Self harm and suicide

Hi my name is Michele. I have been dealing with depression for a long time now. I have been in and out of hospitals multiple times. To many to count. I just want the thoughts in my head to stop. I am so tired of everything. I know i want to die but in a slow way if that makes any sense. Like it would take over a month. I haven’t done anything since last year which is good for me. Its very stressful where i live and i feel trapped here. I have truly just given up.

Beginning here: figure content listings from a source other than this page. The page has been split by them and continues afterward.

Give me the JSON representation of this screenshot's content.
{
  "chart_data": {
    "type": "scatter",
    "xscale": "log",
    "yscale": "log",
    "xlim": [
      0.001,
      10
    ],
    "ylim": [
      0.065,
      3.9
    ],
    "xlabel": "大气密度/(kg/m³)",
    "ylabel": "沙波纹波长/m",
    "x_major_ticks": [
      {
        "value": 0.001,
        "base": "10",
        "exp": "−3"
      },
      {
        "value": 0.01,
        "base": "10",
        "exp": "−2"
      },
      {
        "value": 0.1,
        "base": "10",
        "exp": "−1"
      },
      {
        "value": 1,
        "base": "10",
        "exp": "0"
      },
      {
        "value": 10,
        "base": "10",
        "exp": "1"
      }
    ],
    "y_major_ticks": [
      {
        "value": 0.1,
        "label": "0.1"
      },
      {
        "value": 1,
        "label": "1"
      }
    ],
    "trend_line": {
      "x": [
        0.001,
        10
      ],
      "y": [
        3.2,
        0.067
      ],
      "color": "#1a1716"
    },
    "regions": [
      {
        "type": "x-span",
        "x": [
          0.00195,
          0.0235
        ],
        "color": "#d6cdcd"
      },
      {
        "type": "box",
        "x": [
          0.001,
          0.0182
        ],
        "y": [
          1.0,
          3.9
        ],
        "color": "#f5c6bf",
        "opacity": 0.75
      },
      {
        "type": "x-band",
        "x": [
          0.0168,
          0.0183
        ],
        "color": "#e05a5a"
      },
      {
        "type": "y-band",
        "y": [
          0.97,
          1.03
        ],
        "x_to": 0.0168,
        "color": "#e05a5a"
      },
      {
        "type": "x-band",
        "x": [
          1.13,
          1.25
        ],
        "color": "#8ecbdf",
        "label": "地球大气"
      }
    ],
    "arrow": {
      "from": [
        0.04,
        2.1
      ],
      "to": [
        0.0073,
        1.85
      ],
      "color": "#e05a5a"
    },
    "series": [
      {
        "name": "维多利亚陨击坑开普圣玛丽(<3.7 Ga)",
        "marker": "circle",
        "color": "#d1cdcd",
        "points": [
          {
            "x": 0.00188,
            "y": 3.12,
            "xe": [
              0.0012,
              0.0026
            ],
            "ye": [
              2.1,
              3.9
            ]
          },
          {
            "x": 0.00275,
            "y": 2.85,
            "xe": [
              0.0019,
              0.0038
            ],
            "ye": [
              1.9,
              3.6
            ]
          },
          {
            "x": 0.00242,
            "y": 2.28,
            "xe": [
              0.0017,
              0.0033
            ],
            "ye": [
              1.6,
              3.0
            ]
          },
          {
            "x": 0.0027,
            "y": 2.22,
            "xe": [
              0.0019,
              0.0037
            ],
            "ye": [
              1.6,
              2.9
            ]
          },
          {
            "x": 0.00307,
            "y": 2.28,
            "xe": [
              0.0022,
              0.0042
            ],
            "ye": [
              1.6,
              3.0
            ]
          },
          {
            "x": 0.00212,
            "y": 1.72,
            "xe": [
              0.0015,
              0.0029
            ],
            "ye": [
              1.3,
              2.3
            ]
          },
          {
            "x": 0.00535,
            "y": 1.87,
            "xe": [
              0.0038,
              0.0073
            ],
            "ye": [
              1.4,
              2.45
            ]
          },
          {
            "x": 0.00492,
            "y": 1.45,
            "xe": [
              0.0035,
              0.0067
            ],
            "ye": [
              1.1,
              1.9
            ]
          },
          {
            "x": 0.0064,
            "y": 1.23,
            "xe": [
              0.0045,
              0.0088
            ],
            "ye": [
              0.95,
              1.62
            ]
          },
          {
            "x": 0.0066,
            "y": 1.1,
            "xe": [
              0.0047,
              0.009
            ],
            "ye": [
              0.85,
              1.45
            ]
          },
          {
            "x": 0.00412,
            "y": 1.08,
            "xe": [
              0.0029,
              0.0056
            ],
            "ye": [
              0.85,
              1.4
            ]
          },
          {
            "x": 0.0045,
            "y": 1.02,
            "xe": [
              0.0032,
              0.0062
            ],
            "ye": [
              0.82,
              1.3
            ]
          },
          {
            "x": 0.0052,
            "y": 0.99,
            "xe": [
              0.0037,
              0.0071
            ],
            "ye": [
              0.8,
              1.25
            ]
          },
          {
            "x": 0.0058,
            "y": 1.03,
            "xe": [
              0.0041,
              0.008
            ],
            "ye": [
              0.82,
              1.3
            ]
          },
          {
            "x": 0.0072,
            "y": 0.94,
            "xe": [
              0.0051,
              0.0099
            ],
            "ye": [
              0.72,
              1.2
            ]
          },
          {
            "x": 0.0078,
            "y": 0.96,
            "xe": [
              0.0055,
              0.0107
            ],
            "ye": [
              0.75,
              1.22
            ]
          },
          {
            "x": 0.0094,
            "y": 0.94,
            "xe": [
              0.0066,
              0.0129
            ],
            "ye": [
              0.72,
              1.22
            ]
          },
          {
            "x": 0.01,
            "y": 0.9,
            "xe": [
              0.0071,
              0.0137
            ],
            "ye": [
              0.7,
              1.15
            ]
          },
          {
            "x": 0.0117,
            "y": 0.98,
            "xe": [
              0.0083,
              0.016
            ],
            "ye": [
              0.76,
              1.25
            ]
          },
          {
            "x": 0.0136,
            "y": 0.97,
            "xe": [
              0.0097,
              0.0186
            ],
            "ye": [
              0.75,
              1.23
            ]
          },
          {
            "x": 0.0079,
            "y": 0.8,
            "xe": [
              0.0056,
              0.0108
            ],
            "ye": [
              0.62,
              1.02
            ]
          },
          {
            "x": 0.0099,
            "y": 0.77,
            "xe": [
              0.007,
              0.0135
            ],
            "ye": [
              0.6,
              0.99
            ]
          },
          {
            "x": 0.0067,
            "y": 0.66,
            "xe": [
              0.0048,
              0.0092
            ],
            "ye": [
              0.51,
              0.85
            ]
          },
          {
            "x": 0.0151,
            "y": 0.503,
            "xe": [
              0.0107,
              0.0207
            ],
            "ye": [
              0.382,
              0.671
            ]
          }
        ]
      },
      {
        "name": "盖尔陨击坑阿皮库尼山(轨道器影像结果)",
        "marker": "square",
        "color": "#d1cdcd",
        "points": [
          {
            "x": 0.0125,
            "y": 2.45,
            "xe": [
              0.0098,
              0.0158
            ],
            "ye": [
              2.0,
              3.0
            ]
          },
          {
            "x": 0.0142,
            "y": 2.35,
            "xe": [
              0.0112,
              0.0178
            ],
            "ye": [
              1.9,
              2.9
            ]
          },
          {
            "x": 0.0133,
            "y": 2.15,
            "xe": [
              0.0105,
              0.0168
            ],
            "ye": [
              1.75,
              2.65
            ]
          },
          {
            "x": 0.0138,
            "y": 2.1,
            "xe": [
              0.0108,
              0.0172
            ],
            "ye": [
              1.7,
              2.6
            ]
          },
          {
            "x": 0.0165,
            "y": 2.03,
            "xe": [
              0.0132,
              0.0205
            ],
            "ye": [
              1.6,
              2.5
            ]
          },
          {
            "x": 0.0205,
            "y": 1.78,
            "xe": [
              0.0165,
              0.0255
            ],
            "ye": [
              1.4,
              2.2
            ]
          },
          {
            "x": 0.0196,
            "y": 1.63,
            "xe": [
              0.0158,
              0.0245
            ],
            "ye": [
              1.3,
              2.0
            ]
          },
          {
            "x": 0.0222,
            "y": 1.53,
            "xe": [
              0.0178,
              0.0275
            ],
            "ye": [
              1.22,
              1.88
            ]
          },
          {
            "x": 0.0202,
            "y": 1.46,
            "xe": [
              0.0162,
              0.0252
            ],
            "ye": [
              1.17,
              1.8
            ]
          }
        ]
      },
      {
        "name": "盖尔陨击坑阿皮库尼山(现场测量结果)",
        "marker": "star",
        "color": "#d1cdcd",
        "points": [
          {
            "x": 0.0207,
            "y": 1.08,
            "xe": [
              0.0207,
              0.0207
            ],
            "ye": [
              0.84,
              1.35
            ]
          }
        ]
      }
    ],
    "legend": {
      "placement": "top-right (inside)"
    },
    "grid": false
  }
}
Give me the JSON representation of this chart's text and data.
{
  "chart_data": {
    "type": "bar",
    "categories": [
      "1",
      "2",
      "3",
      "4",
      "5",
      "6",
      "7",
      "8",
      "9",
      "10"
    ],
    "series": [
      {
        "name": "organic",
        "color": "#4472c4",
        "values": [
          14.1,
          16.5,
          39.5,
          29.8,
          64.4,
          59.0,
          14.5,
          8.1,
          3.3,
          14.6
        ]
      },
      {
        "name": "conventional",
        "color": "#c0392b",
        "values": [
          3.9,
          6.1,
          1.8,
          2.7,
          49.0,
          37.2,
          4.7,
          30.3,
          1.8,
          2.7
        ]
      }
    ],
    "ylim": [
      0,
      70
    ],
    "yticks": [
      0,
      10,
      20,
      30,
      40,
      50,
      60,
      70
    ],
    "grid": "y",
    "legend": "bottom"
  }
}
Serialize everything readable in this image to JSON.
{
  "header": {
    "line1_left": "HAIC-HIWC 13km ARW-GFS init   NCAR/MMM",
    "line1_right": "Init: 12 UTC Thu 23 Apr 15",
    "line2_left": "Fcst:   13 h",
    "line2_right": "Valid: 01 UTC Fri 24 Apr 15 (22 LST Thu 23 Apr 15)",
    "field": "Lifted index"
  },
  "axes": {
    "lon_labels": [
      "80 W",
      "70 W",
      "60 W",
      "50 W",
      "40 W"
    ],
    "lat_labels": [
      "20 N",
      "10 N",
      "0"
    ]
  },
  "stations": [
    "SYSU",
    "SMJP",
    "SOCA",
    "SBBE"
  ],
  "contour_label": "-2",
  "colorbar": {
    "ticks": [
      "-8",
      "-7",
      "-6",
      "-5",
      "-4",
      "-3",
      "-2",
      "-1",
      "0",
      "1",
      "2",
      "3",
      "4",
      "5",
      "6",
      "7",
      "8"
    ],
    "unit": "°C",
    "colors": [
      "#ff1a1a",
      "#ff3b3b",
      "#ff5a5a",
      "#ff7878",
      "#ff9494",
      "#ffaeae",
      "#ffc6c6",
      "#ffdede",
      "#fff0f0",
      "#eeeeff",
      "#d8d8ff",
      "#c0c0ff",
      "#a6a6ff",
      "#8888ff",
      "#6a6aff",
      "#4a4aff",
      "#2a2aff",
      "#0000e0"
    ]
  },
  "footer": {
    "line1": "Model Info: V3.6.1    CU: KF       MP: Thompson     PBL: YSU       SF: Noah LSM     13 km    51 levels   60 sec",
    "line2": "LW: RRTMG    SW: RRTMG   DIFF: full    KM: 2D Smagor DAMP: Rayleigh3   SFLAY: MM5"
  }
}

Hi…it seems like you have really been struggling for a long time. i struggled for a long time in my twenties with loneliness, stress and depression. all i can say is, circumstances do change, it sometimes take time. what you are going through now is a test of your Resilience. you need to hang in there…and things will change. the right meds, the right therapist, the right relationship…all these things can happen for you in time. sorry you’re going through such a rouhg time. please just hang in there and keep reaching out for help<3

Thank you.

I’m sorry to hear that, Michele. How are you feeling today? Please know that your life is precious no matter what issues you’re facing. Do you have a support group nearby where you can meet people regularly? I just said a prayer for you, and I hope that God will surround you with His loving presence and provide the help you need in the days ahead. Remember that you deserve to feel better and you don’t need to carry your burdens alone. Sending hugs your way.